Yup. I mean it’s not like we don’t make movies glorifying this problem. Oh wait…

I mean, it’s so ingrained in to cop culture, they even do things like this


Yup. It’s been said before, but, the whole point of the ‘one bad apple’ analogy is that if you don’t get rid of the bad apple, the whole barrel goes too. Like the 2nd Amendment, you’re not meant to just cherry pick the bit that suits your needs of the moment.


What they’ve rediscovered here is called “The Lucifer Effect”.

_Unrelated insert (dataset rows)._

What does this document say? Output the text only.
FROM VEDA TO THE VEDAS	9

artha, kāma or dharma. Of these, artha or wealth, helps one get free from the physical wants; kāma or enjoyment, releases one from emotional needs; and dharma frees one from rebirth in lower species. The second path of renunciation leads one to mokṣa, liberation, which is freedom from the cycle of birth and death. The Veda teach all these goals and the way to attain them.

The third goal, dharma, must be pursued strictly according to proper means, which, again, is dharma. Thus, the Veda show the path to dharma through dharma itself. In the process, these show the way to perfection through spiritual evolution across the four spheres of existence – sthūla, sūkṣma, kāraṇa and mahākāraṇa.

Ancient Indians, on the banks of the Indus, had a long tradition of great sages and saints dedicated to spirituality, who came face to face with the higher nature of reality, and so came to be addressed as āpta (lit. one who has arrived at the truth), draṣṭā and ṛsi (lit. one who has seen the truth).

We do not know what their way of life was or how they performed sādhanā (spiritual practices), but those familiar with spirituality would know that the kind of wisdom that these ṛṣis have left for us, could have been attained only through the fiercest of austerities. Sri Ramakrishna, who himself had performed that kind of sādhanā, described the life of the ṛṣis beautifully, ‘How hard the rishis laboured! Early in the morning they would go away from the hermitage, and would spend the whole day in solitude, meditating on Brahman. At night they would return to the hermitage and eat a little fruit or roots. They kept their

Christ, get it together, people.


I never ceased to be flummoxed that people use “a few bad apples” as a defense of their organization, to dismiss accusations of misconduct. You’re (unintentionally) admitting it’s a systemic problem that’s ruined the whole of your organization?

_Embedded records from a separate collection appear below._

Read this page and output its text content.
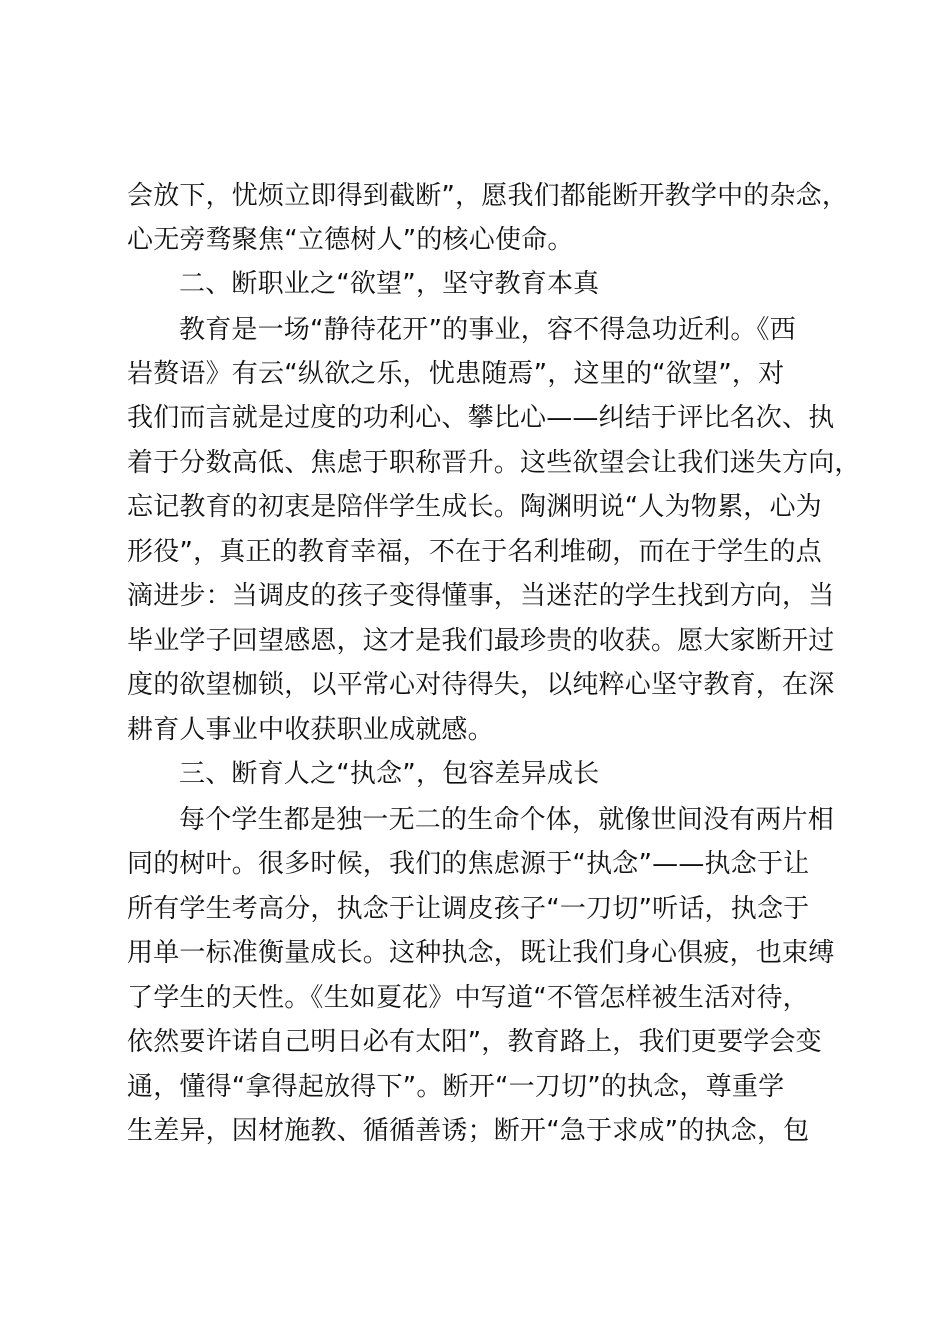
会放下，忧烦立即得到截断”，愿我们都能断开教学中的杂念，
心无旁骛聚焦“立德树人”的核心使命。
二、断职业之“欲望”，坚守教育本真
教育是一场“静待花开”的事业，容不得急功近利。《西
岩赘语》有云“纵欲之乐，忧患随焉”，这里的“欲望”，对
我们而言就是过度的功利心、攀比心——纠结于评比名次、执
着于分数高低、焦虑于职称晋升。这些欲望会让我们迷失方向，
忘记教育的初衷是陪伴学生成长。陶渊明说“人为物累，心为
形役”，真正的教育幸福，不在于名利堆砌，而在于学生的点
滴进步：当调皮的孩子变得懂事，当迷茫的学生找到方向，当
毕业学子回望感恩，这才是我们最珍贵的收获。愿大家断开过
度的欲望枷锁，以平常心对待得失，以纯粹心坚守教育，在深
耕育人事业中收获职业成就感。
三、断育人之“执念”，包容差异成长
每个学生都是独一无二的生命个体，就像世间没有两片相
同的树叶。很多时候，我们的焦虑源于“执念”——执念于让
所有学生考高分，执念于让调皮孩子“一刀切”听话，执念于
用单一标准衡量成长。这种执念，既让我们身心俱疲，也束缚
了学生的天性。《生如夏花》中写道“不管怎样被生活对待，
依然要许诺自己明日必有太阳”，教育路上，我们更要学会变
通，懂得“拿得起放得下”。断开“一刀切”的执念，尊重学
生差异，因材施教、循循善诱；断开“急于求成”的执念，包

not really though. That would be more like “let’s bring IA down hard on that cop who keep drinking the last of the coffee without making a new pot, that should clear out this corruption”

This data-driven mapping of influence strategy is the opposite, and much more like responsible, community-based policing. Do the hard work to figure out who the actual problematic people are, and root them out. As in policing communities, it’s equally important to make sure cops feel safe, comfortable and supported in complaining about bad actors.


And here’s a version of the same model, in the same city, applied to gun violence - the Cure Violence project.

“Cure Violence stops the spread of violence by using the methods and strategies associated with disease control – detecting and interrupting conflicts, identifying and treating the highest risk individuals, and changing social norms – resulting reductions in violence of up to 70%.”

It’s a fascinating idea with real promise. The Yale Global Health Review has some analysis.


It’s a kind of “broken windows” theory, but for bad cops. Let one bad cop hang around the force, and other cops will be tempted to break the rules, too.

That’s a gross oversimplification. You need to realize that “dirty cops” (or any corrupt worker) will spend significantly more time gathering power and protecting themselves, and significantly less time doing their job. Any honest worker that has not somehow found a way of both doing their job and forming a vast power structure to fend off attacks will be at a disadvantage when dealing with an entrenched corrupt individual. This is why the careers of honest whistle-blowers who trip over something suspect rarely survive. Choosing between a career you’ve just invested years in and honesty is not as easy a decision as some people want to make out.

They’re not all “tempted to break the rules”, most are just desperately trying to survive.


This study looks good, but it is in complete opposition to the historical records. Most police departments are corrupt, and corrupt from the top. New recruits don’t just follow some bad apple, they go along with the dominant culture within the department. I read this amazing book, “Our Lawless Police,” prompted by the Wickersham hearings on police corruption in NYC in 1930.

Gresham’s Law, Bad money drives out good, can be applied here: Bad cops drive out good cops. See Serpico, Adrian Schoolcraft.